Ballina, New South Wales, Australia
Ballina is a town on the North Coast, New South
Wales, Australia, and the seat of the Ballina Shire
Council Local Government Area. It had a population
of 16,477 in the 2006 Census.
Ballina is located on the Pacific Highway, and was established on the northern shore of the Richmond River near Cape Byron, Australia's most easterly point, in the 1840s. Ballina boasts some of the most beautiful surfing beaches and picturesque headlands on the east coast of Australia, such as Angel's Beach. It is approximately 750 km (466 mi) north of Sydney and 205 km (127 mi) south of Brisbane. It is home to the World's Largest Prawn (made of concrete and fibreglass).

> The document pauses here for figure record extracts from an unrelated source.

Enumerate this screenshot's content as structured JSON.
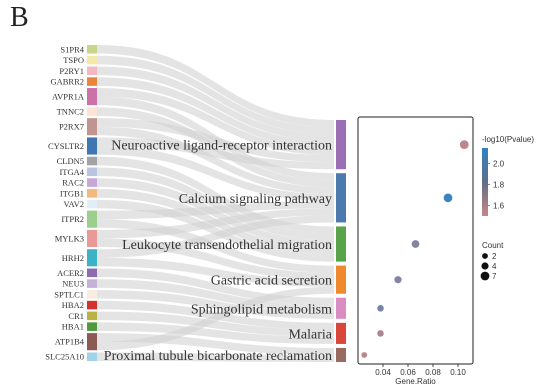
{
  "panel_label": "B",
  "chart_data": {
    "type": "sankey-dotplot",
    "genes": [
      {
        "name": "S1PR4",
        "color": "#c9d68a",
        "links": [
          0
        ]
      },
      {
        "name": "TSPO",
        "color": "#f6e8a8",
        "links": [
          0
        ]
      },
      {
        "name": "P2RY1",
        "color": "#f2b8c6",
        "links": [
          0
        ]
      },
      {
        "name": "GABRR2",
        "color": "#e8873c",
        "links": [
          0
        ]
      },
      {
        "name": "AVPR1A",
        "color": "#cc72a8",
        "links": [
          0,
          1
        ]
      },
      {
        "name": "TNNC2",
        "color": "#fde3d6",
        "links": [
          1
        ]
      },
      {
        "name": "P2RX7",
        "color": "#c09490",
        "links": [
          0,
          1
        ]
      },
      {
        "name": "CYSLTR2",
        "color": "#3f77b2",
        "links": [
          0,
          1
        ]
      },
      {
        "name": "CLDN5",
        "color": "#a3a3a3",
        "links": [
          2
        ]
      },
      {
        "name": "ITGA4",
        "color": "#b9c4e2",
        "links": [
          2
        ]
      },
      {
        "name": "RAC2",
        "color": "#c6a7d6",
        "links": [
          2
        ]
      },
      {
        "name": "ITGB1",
        "color": "#f1ba7c",
        "links": [
          2
        ]
      },
      {
        "name": "VAV2",
        "color": "#e1eef6",
        "links": [
          2
        ]
      },
      {
        "name": "ITPR2",
        "color": "#9bd08c",
        "links": [
          1,
          3
        ]
      },
      {
        "name": "MYLK3",
        "color": "#e99a97",
        "links": [
          1,
          3
        ]
      },
      {
        "name": "HRH2",
        "color": "#3bb3c4",
        "links": [
          1,
          3
        ]
      },
      {
        "name": "ACER2",
        "color": "#8c6bb1",
        "links": [
          4
        ]
      },
      {
        "name": "NEU3",
        "color": "#c4b0d8",
        "links": [
          4
        ]
      },
      {
        "name": "SPTLC1",
        "color": "#f7eee2",
        "links": [
          4
        ]
      },
      {
        "name": "HBA2",
        "color": "#d4322e",
        "links": [
          5
        ]
      },
      {
        "name": "CR1",
        "color": "#b8b342",
        "links": [
          5
        ]
      },
      {
        "name": "HBA1",
        "color": "#4e9a3c",
        "links": [
          5
        ]
      },
      {
        "name": "ATP1B4",
        "color": "#8a5a53",
        "links": [
          6,
          3
        ]
      },
      {
        "name": "SLC25A10",
        "color": "#9fd3e8",
        "links": [
          6
        ]
      }
    ],
    "pathways": [
      {
        "name": "Neuroactive ligand-receptor interaction",
        "color": "#9b6fb6",
        "gene_ratio": 0.105,
        "neg_log10_p": 1.55,
        "count": 7
      },
      {
        "name": "Calcium signaling pathway",
        "color": "#4c79ae",
        "gene_ratio": 0.092,
        "neg_log10_p": 2.1,
        "count": 7
      },
      {
        "name": "Leukocyte transendothelial migration",
        "color": "#59a34b",
        "gene_ratio": 0.066,
        "neg_log10_p": 1.8,
        "count": 5
      },
      {
        "name": "Gastric acid secretion",
        "color": "#f0892e",
        "gene_ratio": 0.052,
        "neg_log10_p": 1.8,
        "count": 4
      },
      {
        "name": "Sphingolipid metabolism",
        "color": "#d98dc2",
        "gene_ratio": 0.038,
        "neg_log10_p": 1.85,
        "count": 3
      },
      {
        "name": "Malaria",
        "color": "#d8473a",
        "gene_ratio": 0.038,
        "neg_log10_p": 1.6,
        "count": 3
      },
      {
        "name": "Proximal tubule bicarbonate reclamation",
        "color": "#9a6a62",
        "gene_ratio": 0.025,
        "neg_log10_p": 1.55,
        "count": 2
      }
    ],
    "xlabel": "Gene.Ratio",
    "x_ticks": [
      0.04,
      0.06,
      0.08,
      0.1
    ],
    "x_tick_labels": [
      "0.04",
      "0.06",
      "0.08",
      "0.10"
    ],
    "xlim": [
      0.02,
      0.112
    ],
    "color_legend": {
      "title": "-log10(Pvalue)",
      "ticks": [
        1.6,
        1.8,
        2.0
      ],
      "tick_labels": [
        "1.6",
        "1.8",
        "2.0"
      ],
      "range": [
        1.5,
        2.15
      ],
      "low_color": "#c98587",
      "high_color": "#2f83c3"
    },
    "size_legend": {
      "title": "Count",
      "values": [
        2,
        4,
        7
      ],
      "labels": [
        "2",
        "4",
        "7"
      ]
    }
  }
}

Ballina is situated on the mouth of the Richmond River, which was an important transport route for the region for the first 100 years after settlement. The river and its estuaries abound with marine wildlife and are used for recreational fishing and water sports.
Ballina has a number of famous "landfalls" associated with it. In 1928, Charles Kingsford Smith's plane, the "Southern Cross", crossed the coast over Ballina after its epic journey across the Pacific. Ballina had a festival associated with the event during the 1970s and 1980s, and a school in East Ballina bears the name "Southern Cross".

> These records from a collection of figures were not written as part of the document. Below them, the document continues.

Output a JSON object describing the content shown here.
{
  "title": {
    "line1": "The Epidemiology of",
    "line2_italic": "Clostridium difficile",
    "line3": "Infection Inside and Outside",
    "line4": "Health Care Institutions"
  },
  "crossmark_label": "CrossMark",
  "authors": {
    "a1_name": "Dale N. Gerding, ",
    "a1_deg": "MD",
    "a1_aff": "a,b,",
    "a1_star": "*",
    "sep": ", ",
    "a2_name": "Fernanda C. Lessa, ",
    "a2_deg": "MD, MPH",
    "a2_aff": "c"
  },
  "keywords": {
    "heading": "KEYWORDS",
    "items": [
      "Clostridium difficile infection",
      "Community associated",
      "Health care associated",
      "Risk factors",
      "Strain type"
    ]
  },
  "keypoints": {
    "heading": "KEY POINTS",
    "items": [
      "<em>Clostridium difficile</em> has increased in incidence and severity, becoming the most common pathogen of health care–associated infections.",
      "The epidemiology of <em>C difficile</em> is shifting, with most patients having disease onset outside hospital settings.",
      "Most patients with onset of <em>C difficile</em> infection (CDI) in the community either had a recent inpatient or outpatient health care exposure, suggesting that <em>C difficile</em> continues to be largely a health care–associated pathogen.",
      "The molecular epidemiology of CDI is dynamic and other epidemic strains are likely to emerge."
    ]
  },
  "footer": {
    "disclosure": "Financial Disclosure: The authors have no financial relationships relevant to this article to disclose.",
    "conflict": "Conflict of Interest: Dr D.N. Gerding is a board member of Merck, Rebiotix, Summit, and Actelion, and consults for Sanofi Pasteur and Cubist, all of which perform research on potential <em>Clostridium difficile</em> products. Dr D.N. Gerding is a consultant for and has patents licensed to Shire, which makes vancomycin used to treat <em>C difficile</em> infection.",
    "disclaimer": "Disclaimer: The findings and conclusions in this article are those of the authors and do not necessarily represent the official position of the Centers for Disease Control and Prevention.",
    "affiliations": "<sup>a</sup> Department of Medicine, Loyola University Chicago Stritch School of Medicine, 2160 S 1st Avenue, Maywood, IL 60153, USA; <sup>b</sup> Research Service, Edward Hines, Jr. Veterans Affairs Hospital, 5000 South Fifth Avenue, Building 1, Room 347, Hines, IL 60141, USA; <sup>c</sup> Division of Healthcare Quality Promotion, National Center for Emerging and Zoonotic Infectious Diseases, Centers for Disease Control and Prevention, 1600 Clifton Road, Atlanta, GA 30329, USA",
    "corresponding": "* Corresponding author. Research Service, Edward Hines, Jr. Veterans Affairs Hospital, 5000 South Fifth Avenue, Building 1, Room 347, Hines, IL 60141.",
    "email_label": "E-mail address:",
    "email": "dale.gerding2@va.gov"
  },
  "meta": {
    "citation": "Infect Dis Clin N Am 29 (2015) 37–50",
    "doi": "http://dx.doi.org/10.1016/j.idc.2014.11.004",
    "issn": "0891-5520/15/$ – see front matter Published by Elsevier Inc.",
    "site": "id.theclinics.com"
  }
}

In 1973, the Las Balsas rafts were towed into Ballina by fishing trawlers after their journey from Ecuador. They had planned to arrive in Mooloolaba in Queensland, but currents forced them off their course. Their journey was almost twice as long as the Kon-Tiki expeditions of 1947 and proved that people could have travelled across the Pacific in ancient times.
A branch railway line connected Ballina with the Casino-Murwillumbah Railway at Booyong. The line was opened on 24 August 1930 and closed on 12 January 1949.

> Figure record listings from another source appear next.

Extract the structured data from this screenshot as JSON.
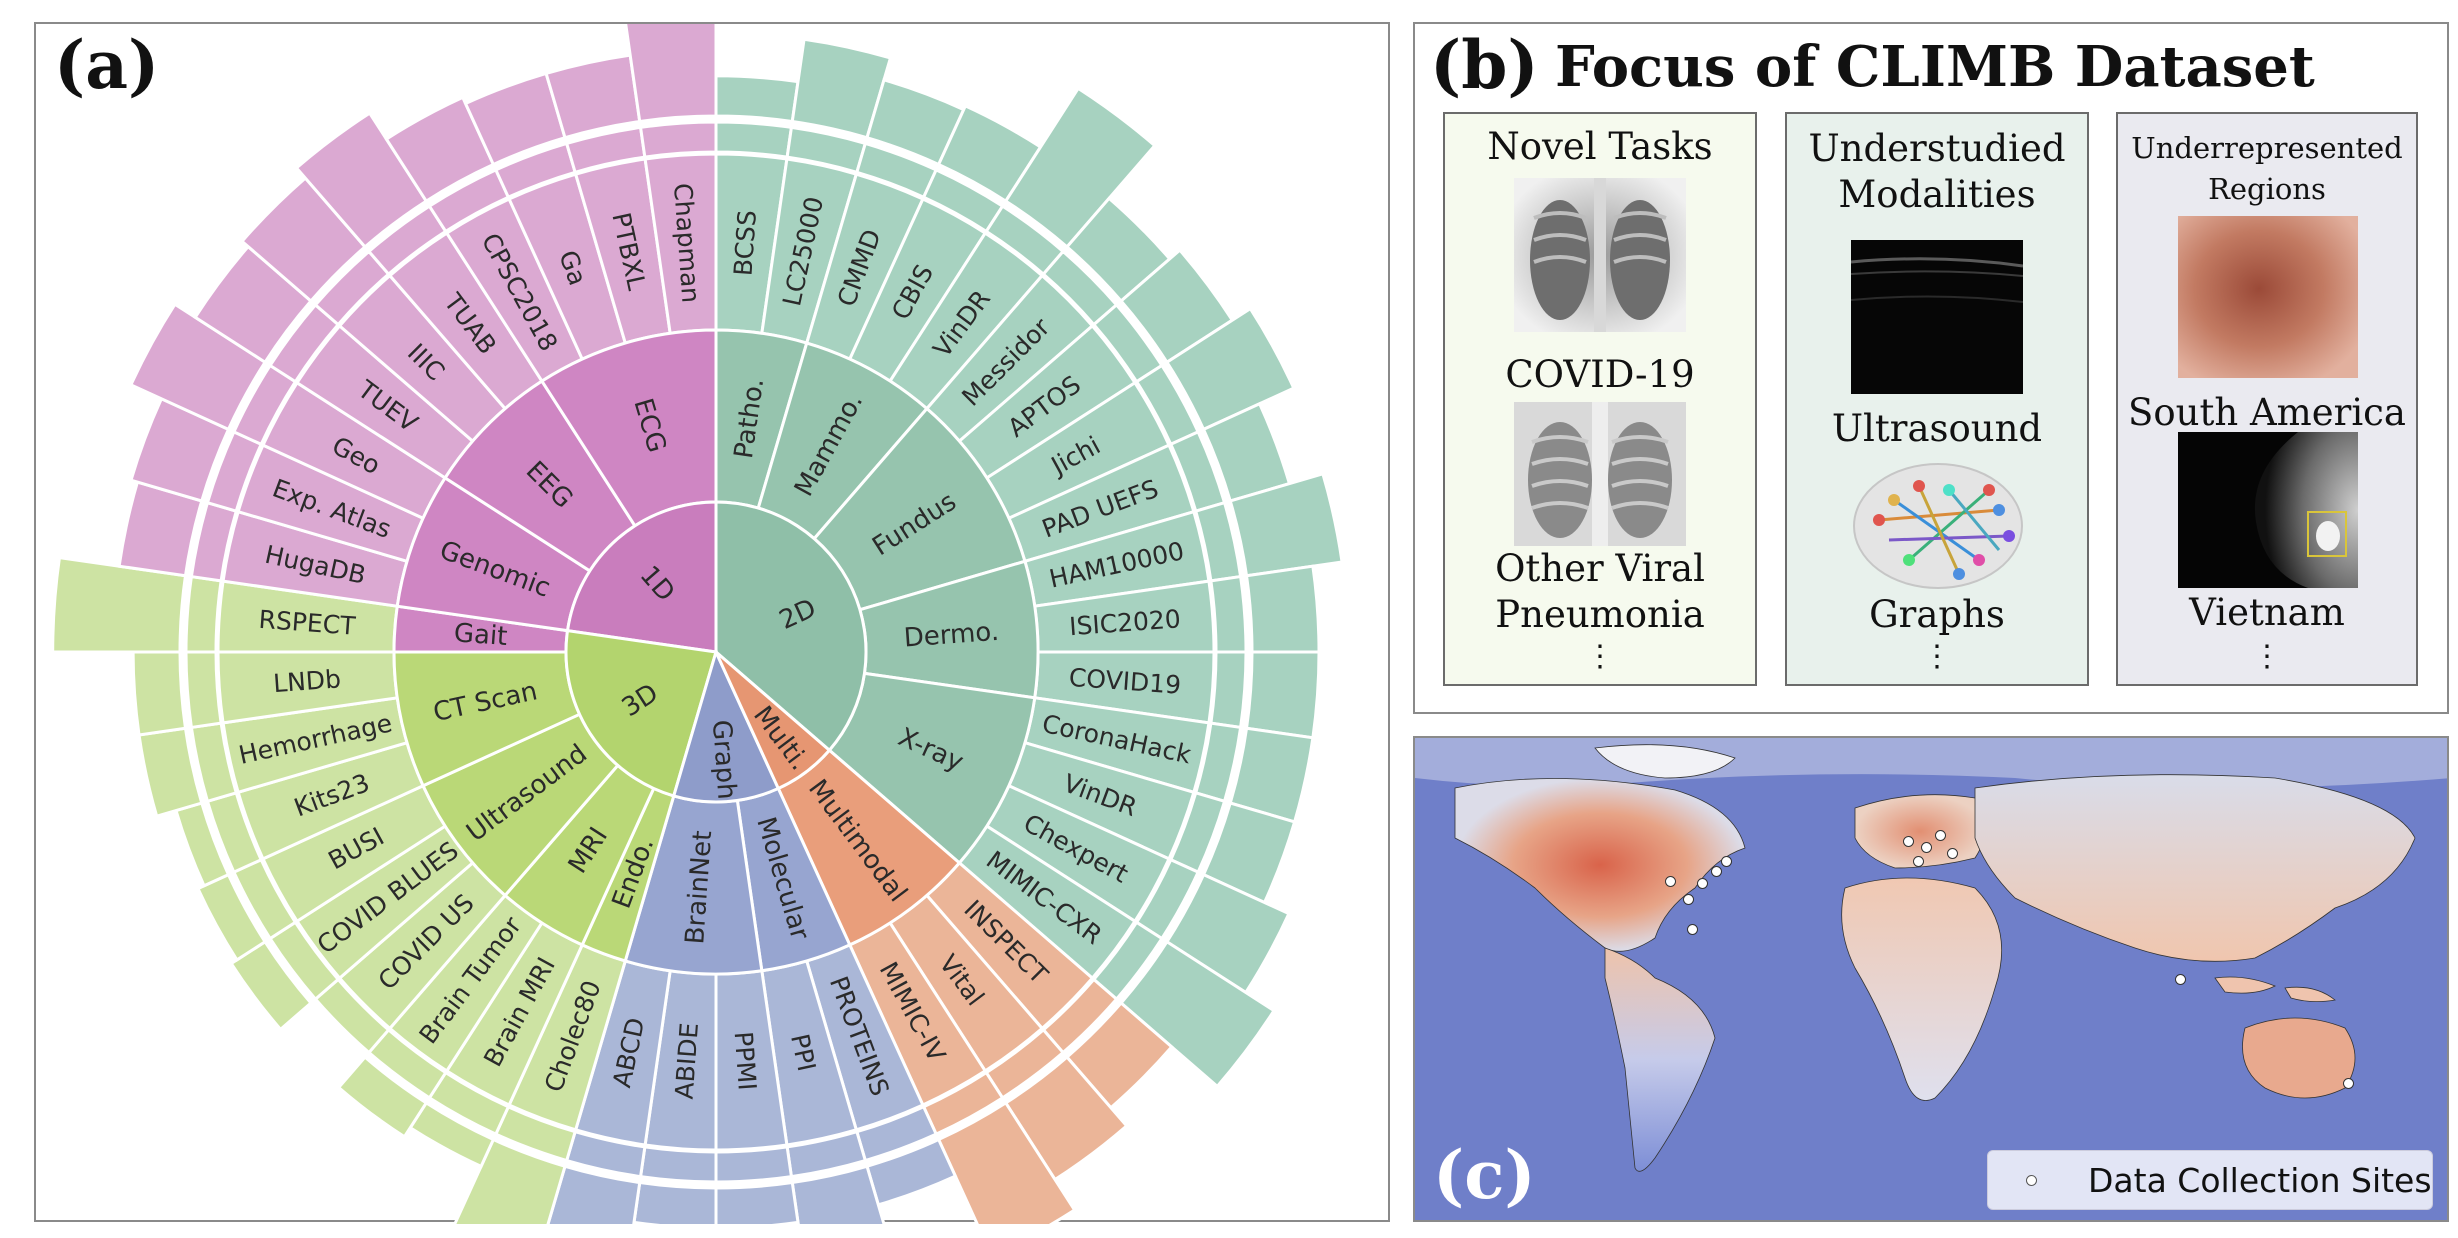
{
  "panel_a": {
    "label": "(a)",
    "sunburst": {
      "center": [
        {
          "label": "2D",
          "color": "#8fbfa8"
        },
        {
          "label": "1D",
          "color": "#c97dbd"
        },
        {
          "label": "3D",
          "color": "#b3d46e"
        },
        {
          "label": "Graph",
          "color": "#8e9cca"
        },
        {
          "label": "Multi.",
          "color": "#e69672"
        }
      ],
      "modalities": [
        {
          "label": "Patho.",
          "group": "2D"
        },
        {
          "label": "Mammo.",
          "group": "2D"
        },
        {
          "label": "Fundus",
          "group": "2D"
        },
        {
          "label": "Dermo.",
          "group": "2D"
        },
        {
          "label": "X-ray",
          "group": "2D"
        },
        {
          "label": "Multimodal",
          "group": "Multi."
        },
        {
          "label": "Molecular",
          "group": "Graph"
        },
        {
          "label": "BrainNet",
          "group": "Graph"
        },
        {
          "label": "Endo.",
          "group": "3D"
        },
        {
          "label": "MRI",
          "group": "3D"
        },
        {
          "label": "Ultrasound",
          "group": "3D"
        },
        {
          "label": "CT Scan",
          "group": "3D"
        },
        {
          "label": "Gait",
          "group": "1D"
        },
        {
          "label": "Genomic",
          "group": "1D"
        },
        {
          "label": "EEG",
          "group": "1D"
        },
        {
          "label": "ECG",
          "group": "1D"
        }
      ],
      "datasets": [
        {
          "label": "BCSS",
          "group": "2D"
        },
        {
          "label": "LC25000",
          "group": "2D"
        },
        {
          "label": "CMMD",
          "group": "2D"
        },
        {
          "label": "CBIS",
          "group": "2D"
        },
        {
          "label": "VinDR",
          "group": "2D"
        },
        {
          "label": "Messidor",
          "group": "2D"
        },
        {
          "label": "APTOS",
          "group": "2D"
        },
        {
          "label": "Jichi",
          "group": "2D"
        },
        {
          "label": "PAD UEFS",
          "group": "2D"
        },
        {
          "label": "HAM10000",
          "group": "2D"
        },
        {
          "label": "ISIC2020",
          "group": "2D"
        },
        {
          "label": "COVID19",
          "group": "2D"
        },
        {
          "label": "CoronaHack",
          "group": "2D"
        },
        {
          "label": "VinDR",
          "group": "2D"
        },
        {
          "label": "Chexpert",
          "group": "2D"
        },
        {
          "label": "MIMIC-CXR",
          "group": "2D"
        },
        {
          "label": "INSPECT",
          "group": "Multi."
        },
        {
          "label": "Vital",
          "group": "Multi."
        },
        {
          "label": "MIMIC-IV",
          "group": "Multi."
        },
        {
          "label": "PROTEINS",
          "group": "Graph"
        },
        {
          "label": "PPI",
          "group": "Graph"
        },
        {
          "label": "PPMI",
          "group": "Graph"
        },
        {
          "label": "ABIDE",
          "group": "Graph"
        },
        {
          "label": "ABCD",
          "group": "Graph"
        },
        {
          "label": "Cholec80",
          "group": "3D"
        },
        {
          "label": "Brain MRI",
          "group": "3D"
        },
        {
          "label": "Brain Tumor",
          "group": "3D"
        },
        {
          "label": "COVID US",
          "group": "3D"
        },
        {
          "label": "COVID BLUES",
          "group": "3D"
        },
        {
          "label": "BUSI",
          "group": "3D"
        },
        {
          "label": "Kits23",
          "group": "3D"
        },
        {
          "label": "Hemorrhage",
          "group": "3D"
        },
        {
          "label": "LNDb",
          "group": "3D"
        },
        {
          "label": "RSPECT",
          "group": "3D"
        },
        {
          "label": "HugaDB",
          "group": "1D"
        },
        {
          "label": "Exp. Atlas",
          "group": "1D"
        },
        {
          "label": "Geo",
          "group": "1D"
        },
        {
          "label": "TUEV",
          "group": "1D"
        },
        {
          "label": "IIIC",
          "group": "1D"
        },
        {
          "label": "TUAB",
          "group": "1D"
        },
        {
          "label": "CPSC2018",
          "group": "1D"
        },
        {
          "label": "Ga",
          "group": "1D"
        },
        {
          "label": "PTBXL",
          "group": "1D"
        },
        {
          "label": "Chapman",
          "group": "1D"
        }
      ],
      "bar_levels": [
        0.3,
        0.62,
        0.45,
        0.48,
        1.0,
        0.48,
        0.58,
        0.74,
        0.46,
        0.72,
        0.5,
        0.5,
        0.5,
        0.5,
        0.7,
        0.95,
        0.5,
        0.68,
        0.95,
        0.3,
        0.5,
        0.3,
        0.3,
        0.5,
        0.82,
        0.22,
        0.3,
        0.0,
        0.3,
        0.25,
        0.2,
        0.35,
        0.35,
        0.95,
        0.5,
        0.55,
        0.8,
        0.62,
        0.68,
        0.78,
        0.55,
        0.5,
        0.5,
        0.8
      ],
      "colors": {
        "2D": "#a7d2c0",
        "1D": "#dba9d2",
        "3D": "#cde3a3",
        "Graph": "#aab7d7",
        "Multi.": "#ebb598"
      }
    }
  },
  "panel_b": {
    "label": "(b)",
    "title": "Focus of CLIMB Dataset",
    "cards": [
      {
        "heading": "Novel Tasks",
        "items": [
          "COVID-19",
          "Other Viral Pneumonia"
        ],
        "ellipsis": "⋮"
      },
      {
        "heading": "Understudied Modalities",
        "items": [
          "Ultrasound",
          "Graphs"
        ],
        "ellipsis": "⋮"
      },
      {
        "heading": "Underrepresented Regions",
        "items": [
          "South America",
          "Vietnam"
        ],
        "ellipsis": "⋮"
      }
    ]
  },
  "panel_c": {
    "label": "(c)",
    "legend": "Data Collection Sites"
  }
}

Some discussion exists as to how Ballina got its name. Some believe it was named directly after the Irish town of Ballina, but this is unlikely. A more plausible explanation is that the name is derived from an Indigenous Australian word meaning "place of many oysters". The names "Bullinah" and "Boolinah" have been mooted. It is quite likely that the Aboriginal name reminded the predominantly Irish settlers of "Ballina", so the name's origin could be an accidental or deliberate corruption of the Aboriginal form.
Ballina has a sister city agreement with its Irish namesake.
The population of Ballina Shire is estimated at 16,477 in 2008 (source ABS 2009). There are four high schools (Xavier, Southern Cross, Ballina and Emmanuel), five primary schools (Holy family, St. Francis Xavier, Emmanuel, Ballina and Southern Cross), a hospital and aged care facilities.
The long awaited Ballina bypass project will upgrade 12.4 km of dual carriageway road, extending from south of Ballina at the intersection of the Bruxner and Pacific Highways to north of Ballina at the intersection with Ross Lane at Tintenbar. Twelve km of local roads will be upgraded.
Early works started in April 2008 with commencement of substantial works on 16 June 2008. The Cumbalum to Ross Lane section is due to open by the end of 2010 with full completion mid 2012.